A Look at the Economics of the Theatrical Performance of Atlas Shrugged
Personally, I see theatrical distribution as a "branding event" to assist in the marketing of the theatrically released film in Home Video and TV. I agree with the author that the emphasis on the amount of box office as an indicator of a movie's success is misplaced ... although a lot of box office is a great thing!
But the casting fuck-ups, as well as that incident where 20th Century Fox marketed the film as being based on a "timeless novel of courage and self-sacrifice" (rather than self-interest; Rand was opposed to self-sacrifice) are all indications that John Aglialoro should never attempt to produce a film again.
He's right, Harmon. In your heart you know it.
I remember before the first one when Aglialoro was predicting a hundred million in ticket sales.
But I guess we're all supposed to forget he said that now. I guess we're all supposed to pretend that the box office failure wasn't a sign that you'd made a stinkbomb.
The author of the article, Isaac Baranoff, appears to know very little about film economics. Except in rare cases, threatrical box office is the *driver* of the other revenue streams such as home media. Otherwise, there's simply no point in releasing a movie theatrically; you might as well go direct-to-DVD or direct-to-download, and avoid the P&A costs associated with getting it into theaters.
In any case, Kaslow, you are conflating the concepts of QUALITY and SUCCESS. They're not the same, and in the entertainment field, only occassionally overlap.
By defintion, theatrical box office is most definitely an indicator of a movie's success, though it's not necessarily an indicator of how good a movie is.
The ultimate driver of a movie's economic success at the box office is, and always has been, word-of-mouth; reviews by professional film critics, even in the dreaded "mainstream media", have very little to do with it. The two Atlas Shrugged movies flopped at the box office because the word-of-mouth was mainly negative.
(And, as I have argued many times on this Web site, the reason the word-of-mouth was mainly negative was that the movies really were appalling for reasons largely having to do with weak screenwriting and unimaginative directing.)
As for Baranoff's statement that Atlas Shrugged Part I recouped its production budget via home media sales, he appears to be just as clueless as he is about everything else.

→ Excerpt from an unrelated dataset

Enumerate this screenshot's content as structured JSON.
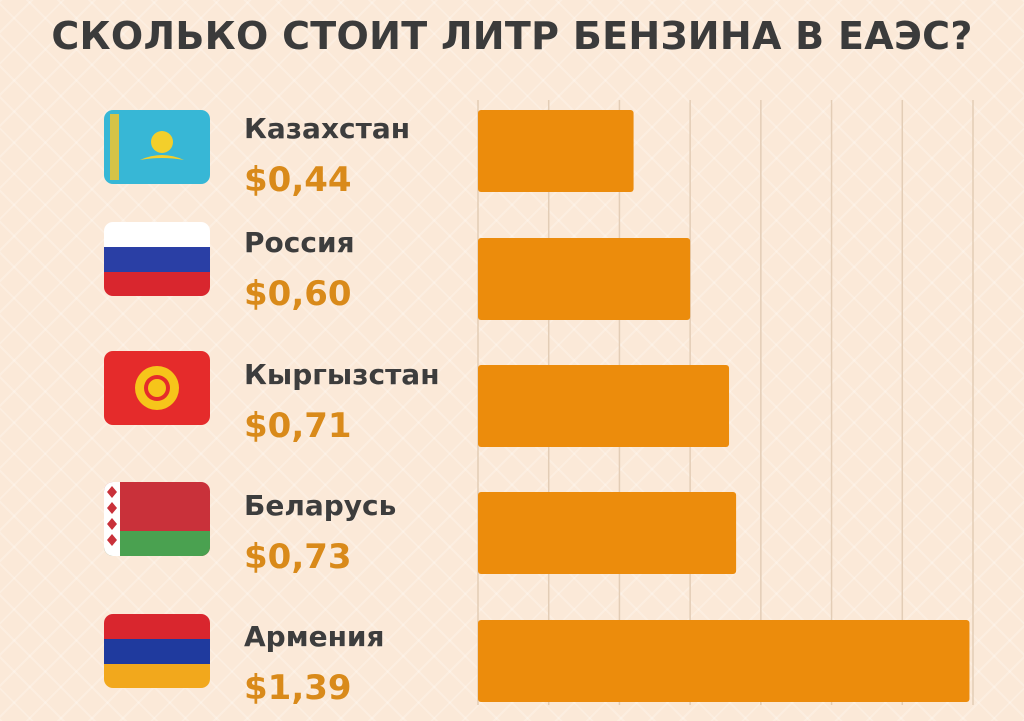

Here are the numbers:
http://www.the-numbers.com/movies/2011/A...
Domestic BO: $4,752,353
Home Market: $3,654,185
Total film revenues to date: 8,406,538
Production budget for Part 1 was $20,000,000
[8,406,538 / 20,000,000] * 100 = 42%
Almost 30 months have elapsed since Part 1 was released theatrically on April 15, 2011, yet the total film revenues, comprising theatrical box office + home media, have recouped only 42% of the production budget — not even half!
On top of that, remember that they cut a distribution deal with Fox in hopes of a promotional budget that never arrived. So out of that $13.50 out of the customer's pocket, I'd be surprised if the producers see even $5.
This production is a vanity product. The customer for this product is the production team, or rather their vanity. Part III will fail just as completely, assuming it even gets made.